第一章
月の光がない新月の夜だった。
高校生になった白星雪音は一人いつもの帰り道を静かに歩いていた、別に変わりなく、何もなく、 ただ一匹の黒猫が住み着いているだけの静かな、ひっそりとした路地裏だった
なのに、その人だけは二人の声とヒールの音が路地裏に響いていた
「あら、無表情な顔してどうしたのかしら?まだ若いのに何か悩み事?」
若いと言っても20歳に達しているか怪しい女の人がコツコツとヒールを鳴らして歩いてきた。
「...誰ですか」
「BARとFortune teller、占い屋を経営しているスピカよ、よろしくね」
「よろしくすることはないと思いますが、私は雪音です。
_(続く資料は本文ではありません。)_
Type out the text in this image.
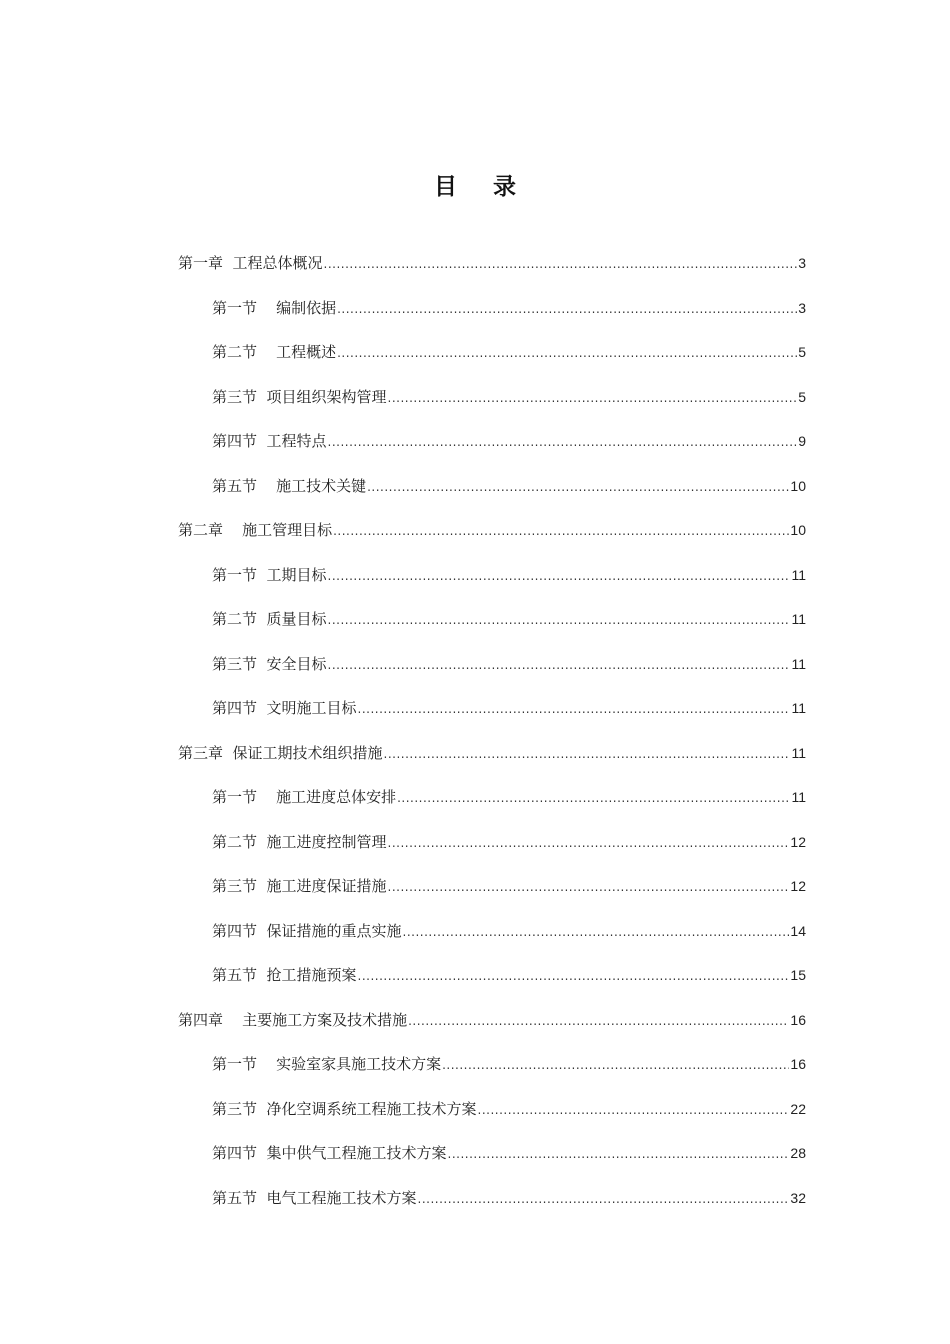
目 录
第一章  工程总体概况 .....	3
第一节    编制依据 .....	3
第二节    工程概述 .....	5
第三节  项目组织架构管理 .....	5
第四节  工程特点 .....	9
第五节    施工技术关键 .....	10
第二章    施工管理目标 .....	10
第一节  工期目标 .....	11
第二节  质量目标 .....	11
第三节  安全目标 .....	11
第四节  文明施工目标 .....	11
第三章  保证工期技术组织措施 .....	11
第一节    施工进度总体安排 .....	11
第二节  施工进度控制管理 .....	12
第三节  施工进度保证措施 .....	12
第四节  保证措施的重点实施 .....	14
第五节  抢工措施预案 .....	15
第四章    主要施工方案及技术措施 .....	16
第一节    实验室家具施工技术方案 .....	16
第三节  净化空调系统工程施工技术方案 .....	22
第四节  集中供气工程施工技术方案 .....	28
第五节  电气工程施工技术方案 .....	32
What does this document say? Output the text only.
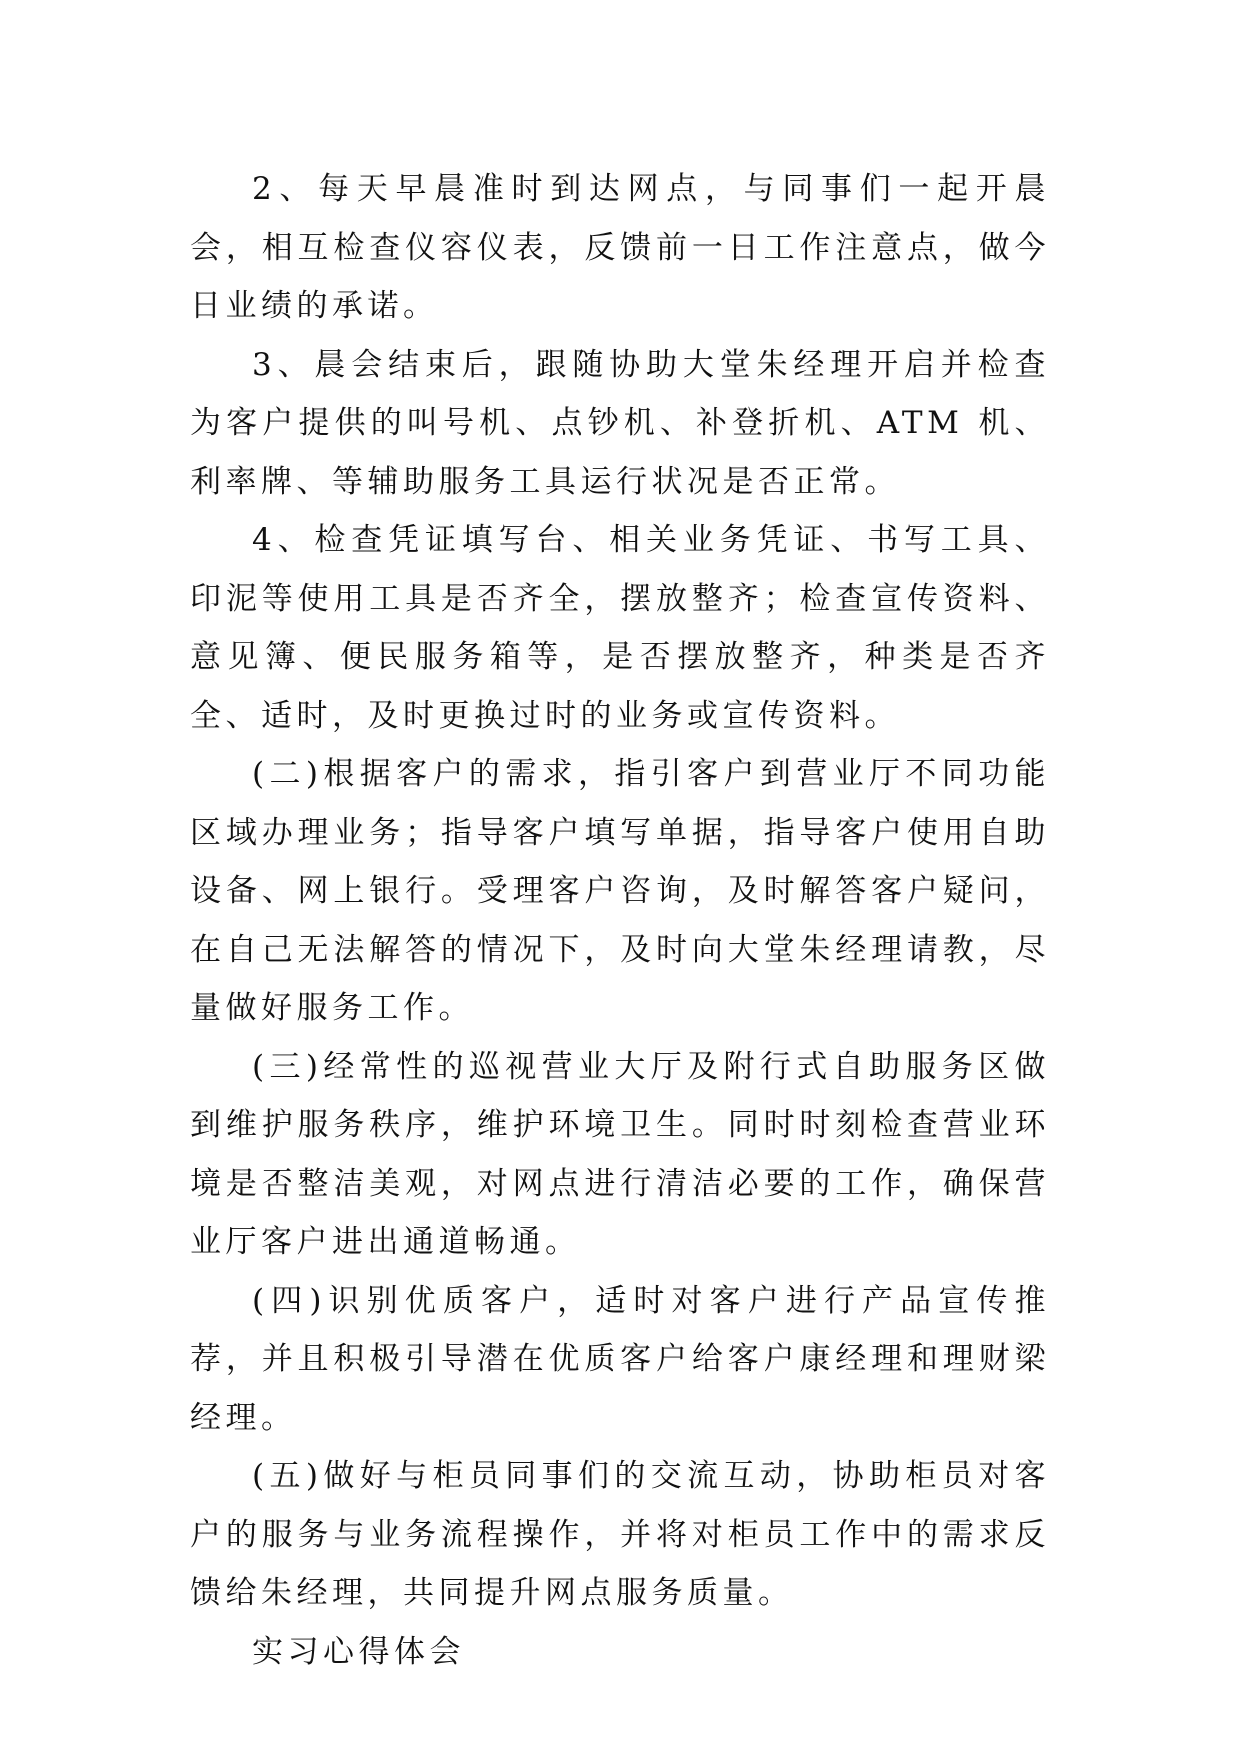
2、每天早晨准时到达网点，与同事们一起开晨会，相互检查仪容仪表，反馈前一日工作注意点，做今日业绩的承诺。

3、晨会结束后，跟随协助大堂朱经理开启并检查为客户提供的叫号机、点钞机、补登折机、ATM 机、利率牌、等辅助服务工具运行状况是否正常。

4、检查凭证填写台、相关业务凭证、书写工具、印泥等使用工具是否齐全，摆放整齐；检查宣传资料、意见簿、便民服务箱等，是否摆放整齐，种类是否齐全、适时，及时更换过时的业务或宣传资料。

(二)根据客户的需求，指引客户到营业厅不同功能区域办理业务；指导客户填写单据，指导客户使用自助设备、网上银行。受理客户咨询，及时解答客户疑问，在自己无法解答的情况下，及时向大堂朱经理请教，尽量做好服务工作。

(三)经常性的巡视营业大厅及附行式自助服务区做到维护服务秩序，维护环境卫生。同时时刻检查营业环境是否整洁美观，对网点进行清洁必要的工作，确保营业厅客户进出通道畅通。

(四)识别优质客户，适时对客户进行产品宣传推荐，并且积极引导潜在优质客户给客户康经理和理财梁经理。

(五)做好与柜员同事们的交流互动，协助柜员对客户的服务与业务流程操作，并将对柜员工作中的需求反馈给朱经理，共同提升网点服务质量。

实习心得体会
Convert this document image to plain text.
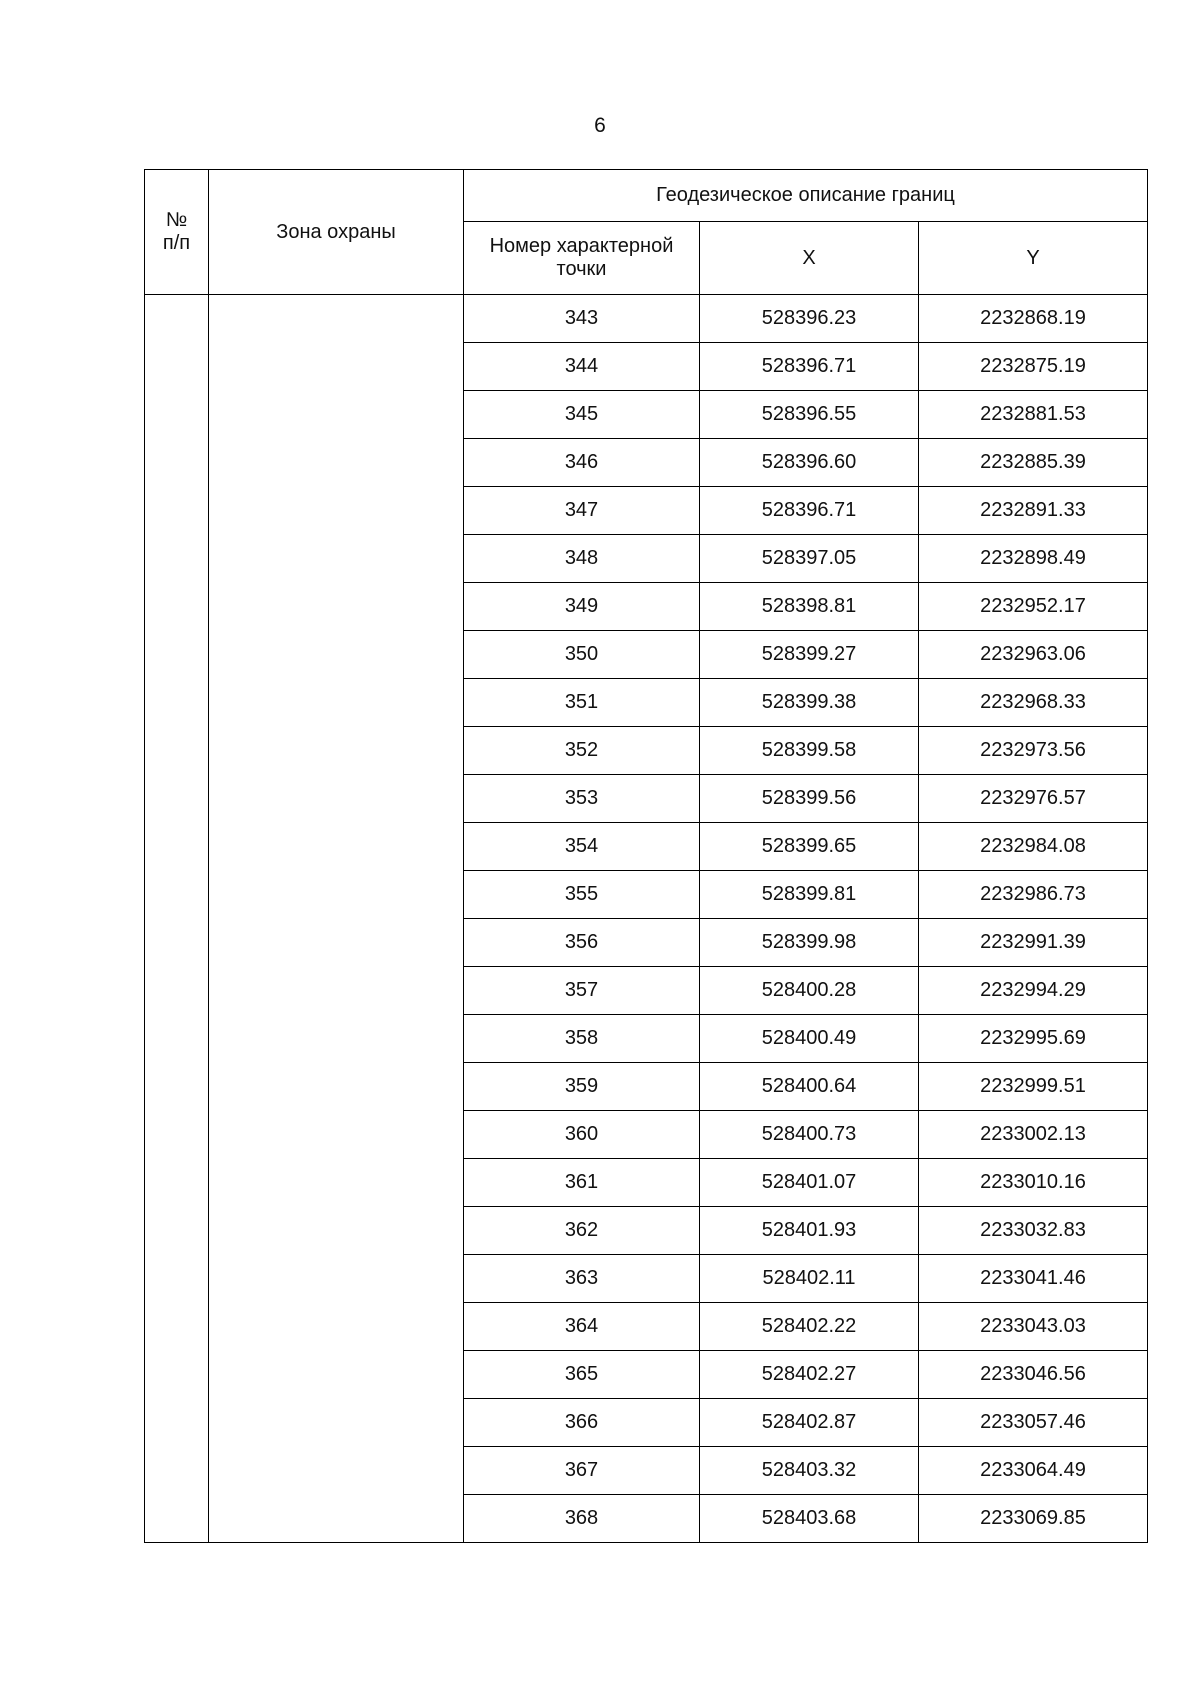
6
№ п/п	Зона охраны	Геодезическое описание границ		

		Номер характерной точки	X	Y
		343	528396.23	2232868.19
		344	528396.71	2232875.19
		345	528396.55	2232881.53
		346	528396.60	2232885.39
		347	528396.71	2232891.33
		348	528397.05	2232898.49
		349	528398.81	2232952.17
		350	528399.27	2232963.06
		351	528399.38	2232968.33
		352	528399.58	2232973.56
		353	528399.56	2232976.57
		354	528399.65	2232984.08
		355	528399.81	2232986.73
		356	528399.98	2232991.39
		357	528400.28	2232994.29
		358	528400.49	2232995.69
		359	528400.64	2232999.51
		360	528400.73	2233002.13
		361	528401.07	2233010.16
		362	528401.93	2233032.83
		363	528402.11	2233041.46
		364	528402.22	2233043.03
		365	528402.27	2233046.56
		366	528402.87	2233057.46
		367	528403.32	2233064.49
		368	528403.68	2233069.85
」
絶対スピカなんて偽名に決まってるじゃん
「貴方、良かったら私の占い受けてみない?」
占い...
「大丈夫です。そう言うの興味ないので」
そう言い私は止めていた足を動かし始める
だが、まだヒールを鳴らしている音が私の後ろで聞こえる
「...良い加減にしてください、ついてこないで」
占いなんて...
「警察、呼びますよ」
「あら、警察は勘弁ね、警察を呼ばれるのだったら、私は帰るわ。でも、絶対に貴方は私の店に来 る、星の導きは裏切らないわ。」
「星の導きなんてわからないのに...」 「私はわかるのよ、それじゃぁね、雪音さん。」
また彼女、スピカはヒールを鳴らして帰っていった
「...わかるわけないじゃん」
だって、私の愛した、亡くなった琉騎もそう言って...
「俺には星の導きがわかんだよ!な、雪音も俺の占い信じてみ?」
その時だって
「俺と雪音は一緒に人生を歩むだってよ!俺ら結婚すんじゃね?」
とか言ってたくせに、結局は
「琉騎さんが交通事故のため亡くなりました」
結局は私を残して死んじゃったじゃん
「なんで今回もそうなの?」
星の導きなんて分かんないくせに、そんなのないくせに
「どうして、どうしてみんなそうなの?」
星の導きなんて言葉、もう聞きたくないよ
雪斗も時斗も蘭も葵も天斗も司も蓮斗も琉騎も流河も湊も奏も春友も勇友だって、「星の導き」とか 言って死んじゃったじゃん
「...私は、どうすれば良いのよ!」
もう、できることなら、いっそのこと死にたい、死にたいのに、私はみんなと約束したから死なない
その約束が今になって私を苦しめる
「もう、誰かを失いたくないの...」
家に帰ったって一人、家族なんてみんな死んでいった、親戚もおばあちゃんだけだし、おばあちゃんもいつ亡くなるか分かんない
「こんな人生、嫌だよ」
胸元にある、ロケットペンダントを開ければ、大切だった、今も大切な家族とみんなとの写真 ...私が生きている、生きるための希望
「みんなは今頃何してるのかな?」
答えてくれる人なんていないのに...
「愛してる、愛してたよ、みんな」
その言葉は暗闇に光る星に呑まれて消えていった。